Но гостя не так-то легко было втянуть в разговор.

– Правда, – сказал он, спокойно глядя на нее сквозь непроницаемые очки.

– А потом когда еще поправишься, правда? Вот, к примеру сказать, мой племянник Том порезал себе руку косой – косил, знаете, споткнулся, да и порезал, – так поверите ли, сударь, три месяца ходил с завязанной рукой. С тех пор я страсть как боюсь косы.

– Это вполне понятно, – сказал приезжий.

– Одно время мы уже боялись, что ему придется делать операцию, так ему было худо, сударь.

Приезжий отрывисто засмеялся, словно залаял.

– Так ему было худо? – повторил он.

– Да, сударь. И это было вовсе не смешно для тех, кому приходилось с ним возиться. Хотя бы мне, сударь, потому что сестра все нянчилась со своими малышами. Только знай завязывай да развязывай ему руку, так что, если позволите…

– Дайте мне, пожалуйста, спички, – вдруг прервал он ее. – Моя трубка погасла.

Миссис Холл осеклась. Несомненно, с его стороны грубо прерывать ее таким образом после того, как она ему все рассказала. С минуту она сердито смотрела на него, но, вспомнив про два соверена, пошла за спичками.

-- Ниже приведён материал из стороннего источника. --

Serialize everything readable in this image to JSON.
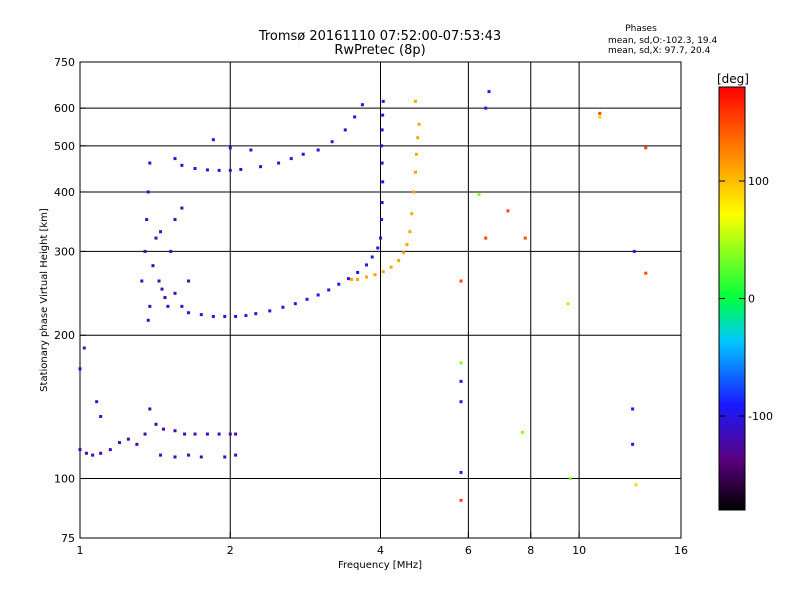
{
  "chart_data": {
    "type": "scatter",
    "title": "Tromsø 20161110 07:52:00-07:53:43",
    "subtitle": "RwPretec (8p)",
    "stats": {
      "header": "Phases",
      "o_line": "mean, sd,O:-102.3, 19.4",
      "x_line": "mean, sd,X:  97.7, 20.4"
    },
    "xlabel": "Frequency [MHz]",
    "ylabel": "Stationary phase Virtual Height [km]",
    "x_scale": "log",
    "y_scale": "log",
    "xlim": [
      1,
      16
    ],
    "ylim": [
      75,
      750
    ],
    "xticks": [
      1,
      2,
      4,
      6,
      8,
      10,
      16
    ],
    "xtick_labels": [
      "1",
      "2",
      "4",
      "6",
      "8",
      "10",
      "16"
    ],
    "x_gridlines": [
      2,
      4,
      6,
      8,
      10
    ],
    "yticks": [
      75,
      100,
      200,
      300,
      400,
      500,
      600,
      750
    ],
    "ytick_labels": [
      "75",
      "100",
      "200",
      "300",
      "400",
      "500",
      "600",
      "750"
    ],
    "y_gridlines": [
      100,
      200,
      300,
      400,
      500,
      600
    ],
    "grid": true,
    "colorbar": {
      "label": "[deg]",
      "min": -180,
      "max": 180,
      "ticks": [
        100,
        0,
        -100
      ],
      "tick_labels": [
        "100",
        "0",
        "-100"
      ]
    },
    "series": [
      {
        "phase_deg": -120,
        "points": [
          [
            1.0,
            115
          ],
          [
            1.03,
            113
          ],
          [
            1.06,
            112
          ],
          [
            1.1,
            113
          ],
          [
            1.15,
            115
          ],
          [
            1.2,
            119
          ],
          [
            1.25,
            121
          ],
          [
            1.3,
            118
          ],
          [
            1.35,
            124
          ],
          [
            1.38,
            140
          ],
          [
            1.42,
            130
          ],
          [
            1.47,
            127
          ],
          [
            1.55,
            126
          ],
          [
            1.62,
            124
          ],
          [
            1.7,
            124
          ],
          [
            1.8,
            124
          ],
          [
            1.9,
            124
          ],
          [
            2.0,
            124
          ],
          [
            2.05,
            124
          ]
        ]
      },
      {
        "phase_deg": -110,
        "points": [
          [
            1.0,
            170
          ],
          [
            1.02,
            188
          ],
          [
            1.08,
            145
          ],
          [
            1.1,
            135
          ],
          [
            1.45,
            112
          ],
          [
            1.55,
            111
          ],
          [
            1.65,
            112
          ],
          [
            1.75,
            111
          ],
          [
            1.95,
            111
          ],
          [
            2.05,
            112
          ]
        ]
      },
      {
        "phase_deg": -115,
        "points": [
          [
            1.33,
            260
          ],
          [
            1.35,
            300
          ],
          [
            1.36,
            350
          ],
          [
            1.37,
            400
          ],
          [
            1.38,
            460
          ],
          [
            1.38,
            230
          ],
          [
            1.37,
            215
          ],
          [
            1.4,
            280
          ],
          [
            1.42,
            320
          ],
          [
            1.44,
            260
          ],
          [
            1.46,
            250
          ],
          [
            1.48,
            240
          ],
          [
            1.5,
            230
          ],
          [
            1.55,
            245
          ],
          [
            1.6,
            230
          ],
          [
            1.65,
            260
          ],
          [
            1.55,
            350
          ],
          [
            1.6,
            370
          ],
          [
            1.52,
            300
          ],
          [
            1.45,
            330
          ]
        ]
      },
      {
        "phase_deg": -105,
        "points": [
          [
            1.55,
            470
          ],
          [
            1.6,
            455
          ],
          [
            1.7,
            448
          ],
          [
            1.8,
            445
          ],
          [
            1.9,
            444
          ],
          [
            2.0,
            444
          ],
          [
            2.1,
            446
          ],
          [
            2.3,
            452
          ],
          [
            2.5,
            460
          ],
          [
            2.65,
            470
          ],
          [
            2.8,
            480
          ],
          [
            3.0,
            490
          ],
          [
            3.2,
            510
          ],
          [
            3.4,
            540
          ],
          [
            3.55,
            575
          ],
          [
            3.68,
            610
          ],
          [
            1.85,
            515
          ],
          [
            2.0,
            495
          ],
          [
            2.2,
            490
          ]
        ]
      },
      {
        "phase_deg": -100,
        "points": [
          [
            1.65,
            223
          ],
          [
            1.75,
            221
          ],
          [
            1.85,
            219
          ],
          [
            1.95,
            219
          ],
          [
            2.05,
            219
          ],
          [
            2.15,
            220
          ],
          [
            2.25,
            222
          ],
          [
            2.4,
            225
          ],
          [
            2.55,
            229
          ],
          [
            2.7,
            233
          ],
          [
            2.85,
            238
          ],
          [
            3.0,
            243
          ],
          [
            3.15,
            249
          ],
          [
            3.3,
            256
          ],
          [
            3.45,
            263
          ],
          [
            3.6,
            271
          ],
          [
            3.75,
            281
          ],
          [
            3.85,
            292
          ],
          [
            3.95,
            305
          ],
          [
            4.0,
            320
          ],
          [
            4.02,
            350
          ],
          [
            4.03,
            380
          ],
          [
            4.04,
            420
          ],
          [
            4.03,
            460
          ],
          [
            4.02,
            500
          ],
          [
            4.03,
            540
          ],
          [
            4.04,
            580
          ],
          [
            4.05,
            620
          ]
        ]
      },
      {
        "phase_deg": 110,
        "points": [
          [
            3.5,
            262
          ],
          [
            3.6,
            262
          ],
          [
            3.75,
            265
          ],
          [
            3.9,
            268
          ],
          [
            4.05,
            272
          ],
          [
            4.2,
            278
          ],
          [
            4.35,
            287
          ],
          [
            4.45,
            298
          ],
          [
            4.52,
            310
          ],
          [
            4.58,
            330
          ],
          [
            4.62,
            360
          ],
          [
            4.66,
            400
          ],
          [
            4.7,
            440
          ],
          [
            4.72,
            480
          ],
          [
            4.75,
            520
          ],
          [
            4.78,
            555
          ],
          [
            4.7,
            620
          ]
        ]
      },
      {
        "phase_deg": -90,
        "points": [
          [
            5.8,
            160
          ],
          [
            5.8,
            103
          ],
          [
            5.8,
            145
          ],
          [
            6.5,
            600
          ],
          [
            6.6,
            650
          ],
          [
            12.8,
            140
          ],
          [
            12.8,
            118
          ],
          [
            12.9,
            300
          ]
        ]
      },
      {
        "phase_deg": 40,
        "points": [
          [
            5.8,
            175
          ],
          [
            6.3,
            395
          ],
          [
            7.7,
            125
          ],
          [
            9.6,
            100
          ]
        ]
      },
      {
        "phase_deg": 150,
        "points": [
          [
            5.8,
            260
          ],
          [
            5.8,
            90
          ],
          [
            6.5,
            320
          ],
          [
            7.2,
            365
          ],
          [
            7.8,
            320
          ],
          [
            11.0,
            585
          ],
          [
            13.6,
            495
          ],
          [
            13.6,
            270
          ]
        ]
      },
      {
        "phase_deg": 90,
        "points": [
          [
            9.5,
            233
          ],
          [
            11.0,
            575
          ],
          [
            13.0,
            97
          ]
        ]
      }
    ]
  }
}
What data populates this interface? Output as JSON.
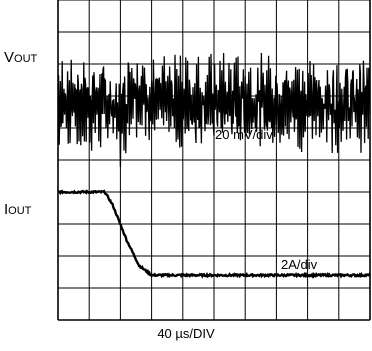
{
  "chart_data": {
    "type": "line",
    "title": "",
    "grid": true,
    "x_divisions": 10,
    "y_divisions": 10,
    "xlabel": "40 µs/DIV",
    "series": [
      {
        "name": "VOUT",
        "label_main": "V",
        "label_sub": "OUT",
        "scale": "20 mV/div",
        "offset_div": 6.8,
        "ripple_div": 1.6,
        "disturbance": [
          {
            "time_div": 2.0,
            "deflection_div": -0.5
          },
          {
            "time_div": 2.4,
            "deflection_div": 0.6
          },
          {
            "time_div": 2.9,
            "deflection_div": 0.1
          }
        ]
      },
      {
        "name": "IOUT",
        "label_main": "I",
        "label_sub": "OUT",
        "scale": "2A/div",
        "points": [
          {
            "time_div": 0.0,
            "level_div": 4.0
          },
          {
            "time_div": 1.5,
            "level_div": 4.0
          },
          {
            "time_div": 1.75,
            "level_div": 3.6
          },
          {
            "time_div": 2.2,
            "level_div": 2.5
          },
          {
            "time_div": 2.6,
            "level_div": 1.7
          },
          {
            "time_div": 3.0,
            "level_div": 1.4
          },
          {
            "time_div": 10.0,
            "level_div": 1.4
          }
        ]
      }
    ],
    "color": "#000000"
  }
}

– Благодарю, – коротко сказал он, когда она положила спички на стол, и, повернувшись к ней спиной, стал снова глядеть в окно. Очевидно, разговор о бинтах и операциях был ему неприятен. Она решила не возвращаться к этой теме. Нелюбезное поведение незнакомца рассердило ее, и Милли пришлось это почувствовать на себе.

 

Приезжий оставался в гостиной до четырех часов, не давая ни малейшего повода зайти к нему. Почти все это время в комнате было очень тихо; вероятно, он сидел у догорающего камина и курил трубку, а может быть, просто дремал.

Однако если бы кто-нибудь внимательно прислушался, то мог бы уловить, как он помешивал угли, а потом минут пять расхаживал по комнате. Казалось, он разговаривал сам с собой. Затем снова сел, и под ним скрипнуло кресло.

Глава II
Первые впечатления мистера Тедди Хенфри

В четыре часа, когда почти стемнело и миссис Холл собиралась с духом, чтобы войти к постояльцу и спросить, не хочет ли он чаю, в трактир вошел Тедди Хенфри, часовщик.

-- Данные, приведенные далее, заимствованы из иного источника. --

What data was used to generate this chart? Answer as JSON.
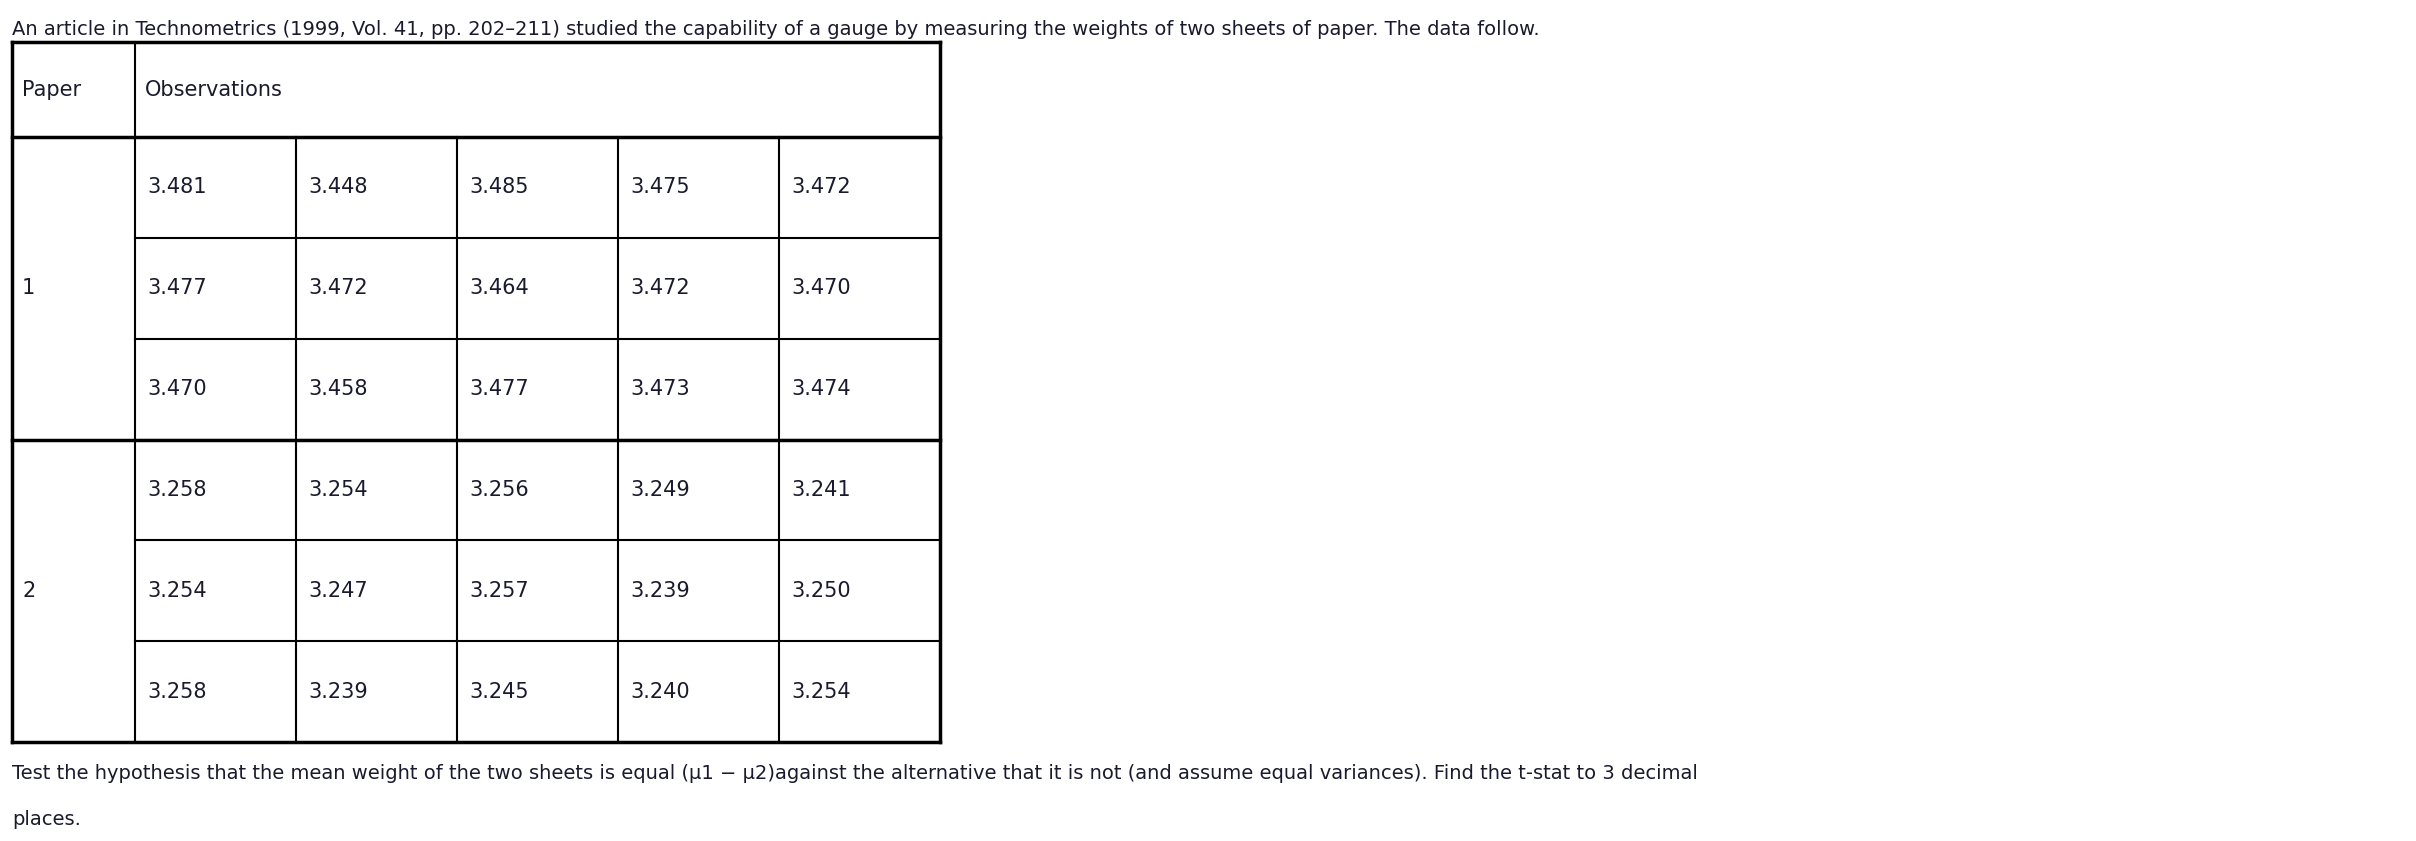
{
  "title": "An article in Technometrics (1999, Vol. 41, pp. 202–211) studied the capability of a gauge by measuring the weights of two sheets of paper. The data follow.",
  "footer_line1": "Test the hypothesis that the mean weight of the two sheets is equal (μ1 − μ2)against the alternative that it is not (and assume equal variances). Find the t-stat to 3 decimal",
  "footer_line2": "places.",
  "paper_col_label": "Paper",
  "obs_col_label": "Observations",
  "paper1_label": "1",
  "paper2_label": "2",
  "paper1_rows": [
    [
      3.481,
      3.448,
      3.485,
      3.475,
      3.472
    ],
    [
      3.477,
      3.472,
      3.464,
      3.472,
      3.47
    ],
    [
      3.47,
      3.458,
      3.477,
      3.473,
      3.474
    ]
  ],
  "paper2_rows": [
    [
      3.258,
      3.254,
      3.256,
      3.249,
      3.241
    ],
    [
      3.254,
      3.247,
      3.257,
      3.239,
      3.25
    ],
    [
      3.258,
      3.239,
      3.245,
      3.24,
      3.254
    ]
  ],
  "bg_color": "#ffffff",
  "text_color": "#1a1a2e",
  "border_color": "#000000",
  "title_font_size": 14,
  "cell_font_size": 15,
  "footer_font_size": 14
}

– Какая скверная погода, миссис Холл! – сказал он. – А я еще в легких башмаках.

Снег за окном падал все гуще.

Миссис Холл согласилась, что погода плоха, и, заметив, что при нем чемоданчик с инструментами, вдруг просияла.

– Знаете что, мистер Тедди, раз вы уже здесь, взгляните, пожалуйста, на часы в гостиной. Идут они хорошо и бьют как следует, но часовая стрелка все стоит на шести часах и нипочем не хочет сдвинуться с места.

И, показывая часовщику дорогу, она направилась в гостиную, постучалась в дверь и вошла.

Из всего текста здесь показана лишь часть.